Mochica Sacrifice Ceremony
Room 7, Vitrine 68
Northern coast of Peru
Florescent Epoch (1 AD – 800 AD)
In nature, death is needed in order to give life. The human sacrifice depicted on this vessel is probably associated with the spring equinox. This is an important moment in the Andean agricultural calendar, announcing the coming of the rainy season.
- Propitiatory rites are depicted on this pottery vessel: the sacrifice of captured warriors and the presenting of a goblet to the gods.
A two-headed serpent is shown apparently holding a sacrificial heart in its hands. Its body divides the vessel into two hemispheres: an upper and lower section.
- A sacrifice is depicted in the lower section; the executioner’s hands approach the neck of a naked man, who is seated with his hands tied; the blood of the sacrificial victim is collected in a vessel and offered to the gods of the celestial world.

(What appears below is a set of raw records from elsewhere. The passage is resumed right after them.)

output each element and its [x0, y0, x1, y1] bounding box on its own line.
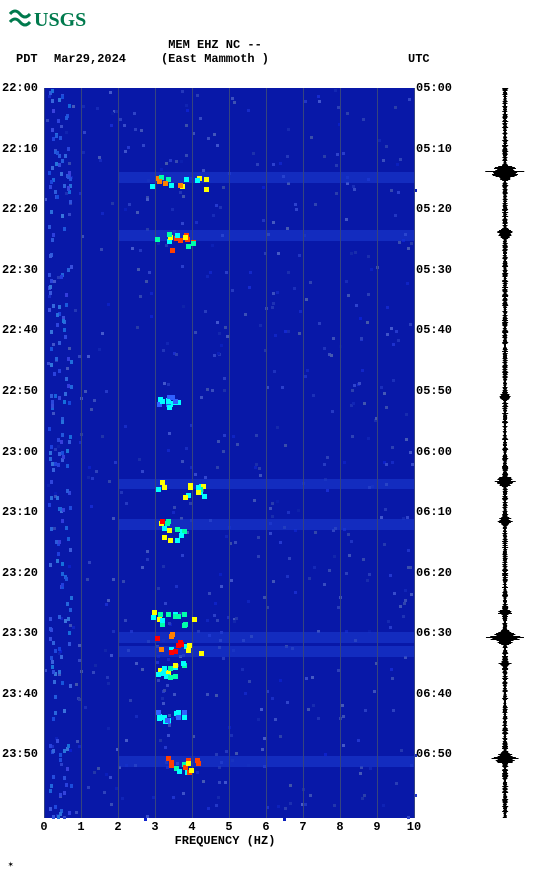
y-tick-right: 05:20 — [416, 202, 452, 216]
y-tick-left: 23:50 — [2, 747, 38, 761]
y-tick-left: 22:10 — [2, 142, 38, 156]
svg-text:USGS: USGS — [34, 9, 86, 31]
y-tick-left: 23:20 — [2, 566, 38, 580]
y-tick-left: 23:00 — [2, 445, 38, 459]
usgs-logo: USGS — [8, 6, 98, 36]
x-tick: 9 — [373, 820, 380, 834]
y-tick-left: 22:30 — [2, 263, 38, 277]
x-tick: 4 — [188, 820, 195, 834]
y-tick-left: 23:10 — [2, 505, 38, 519]
left-tz-label: PDT — [16, 52, 38, 66]
y-tick-right: 05:40 — [416, 323, 452, 337]
x-tick: 1 — [77, 820, 84, 834]
x-tick: 0 — [40, 820, 47, 834]
right-tz-label: UTC — [408, 52, 430, 66]
x-tick: 7 — [299, 820, 306, 834]
y-tick-left: 23:30 — [2, 626, 38, 640]
y-tick-right: 06:10 — [416, 505, 452, 519]
x-tick: 2 — [114, 820, 121, 834]
y-tick-right: 05:50 — [416, 384, 452, 398]
y-tick-right: 05:10 — [416, 142, 452, 156]
y-tick-right: 06:30 — [416, 626, 452, 640]
x-axis-label: FREQUENCY (HZ) — [0, 834, 450, 848]
y-tick-left: 22:20 — [2, 202, 38, 216]
x-tick: 3 — [151, 820, 158, 834]
x-tick: 8 — [336, 820, 343, 834]
date-label: Mar29,2024 — [54, 52, 126, 66]
y-tick-right: 06:40 — [416, 687, 452, 701]
y-tick-left: 22:40 — [2, 323, 38, 337]
y-tick-left: 22:50 — [2, 384, 38, 398]
y-tick-right: 06:20 — [416, 566, 452, 580]
x-tick: 5 — [225, 820, 232, 834]
y-tick-left: 23:40 — [2, 687, 38, 701]
y-tick-right: 05:00 — [416, 81, 452, 95]
y-tick-left: 22:00 — [2, 81, 38, 95]
y-tick-right: 05:30 — [416, 263, 452, 277]
footer-mark: ✶ — [8, 860, 13, 870]
x-tick: 6 — [262, 820, 269, 834]
y-tick-right: 06:00 — [416, 445, 452, 459]
spectrogram-plot — [44, 88, 414, 818]
station-code: MEM EHZ NC -- — [0, 38, 430, 52]
y-tick-right: 06:50 — [416, 747, 452, 761]
seismogram-trace — [470, 88, 540, 818]
x-tick: 10 — [407, 820, 421, 834]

- In the upper section, we see the gods: the Radiant God, a figure with feline fangs and a conical helmet ending in a tumi (symbol of the sun) and serpent-like rays, receives the vessel from an osprey, a bird of prey able to fly and also to submerge itself in the ocean when fishing, and therefore associated with both the celestial world and the underworld. Also depicted is the Moon Goddess, seen in a longer tunic and wearing braids that end in serpent heads. The goddess advances, carrying the vessel from the nighttime world into the world ruled by the Radiant God. Finally, we see the Owl God, shown with a half moon and owl ear headdress, who rules over the dark and damp underworld. This figure is also known as the God of the Milky Way, for its association with the night sky, stars and rainfall.

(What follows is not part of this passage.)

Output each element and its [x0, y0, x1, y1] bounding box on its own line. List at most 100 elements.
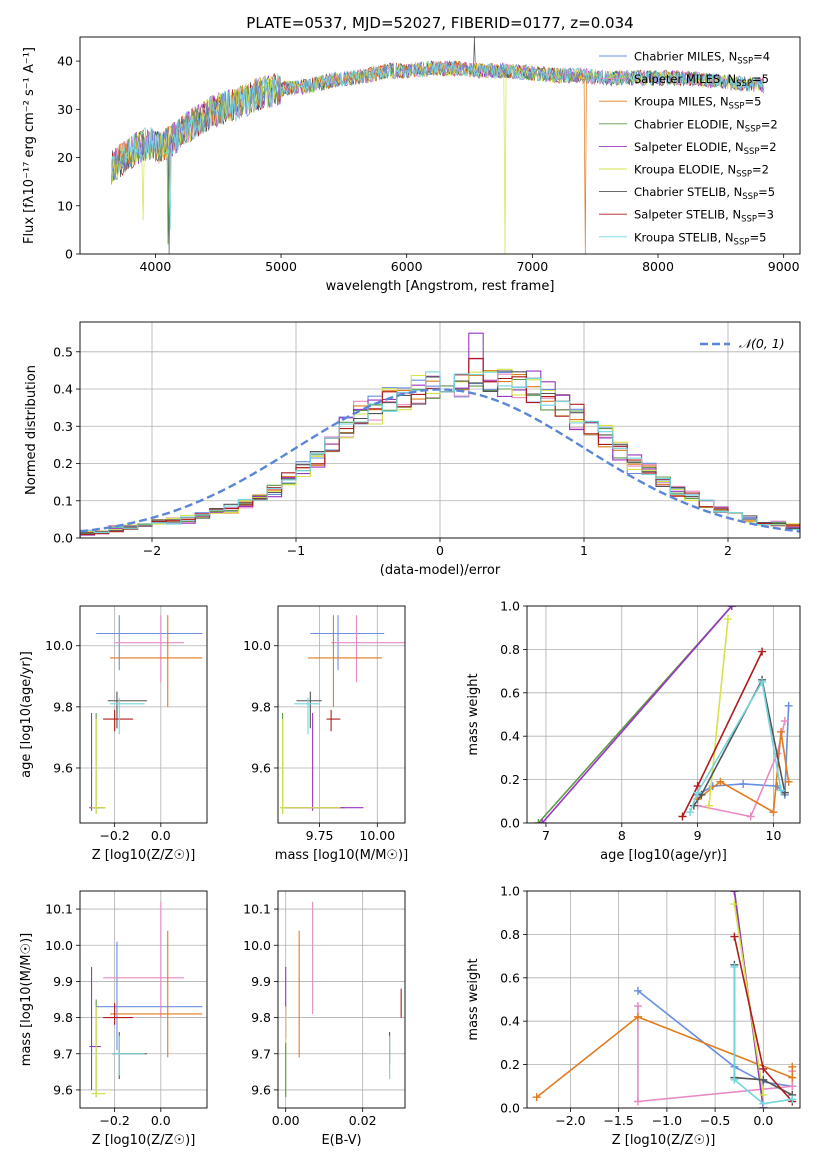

- The Owl God is the complementary opposite of the Radiant God. They represent the two forces which dominate during different periods of the year and yet at the same time complement one another: the dry season and the rainy season. This opposition is expressed in the opposing positions adopted by the two figures on the vessel.
- This vessel appears to depict a ceremonial meeting between the two gods, possibly marking an important moment within the agricultural calendar, such as the spring equinox, which heralds the beginning of the rainy season.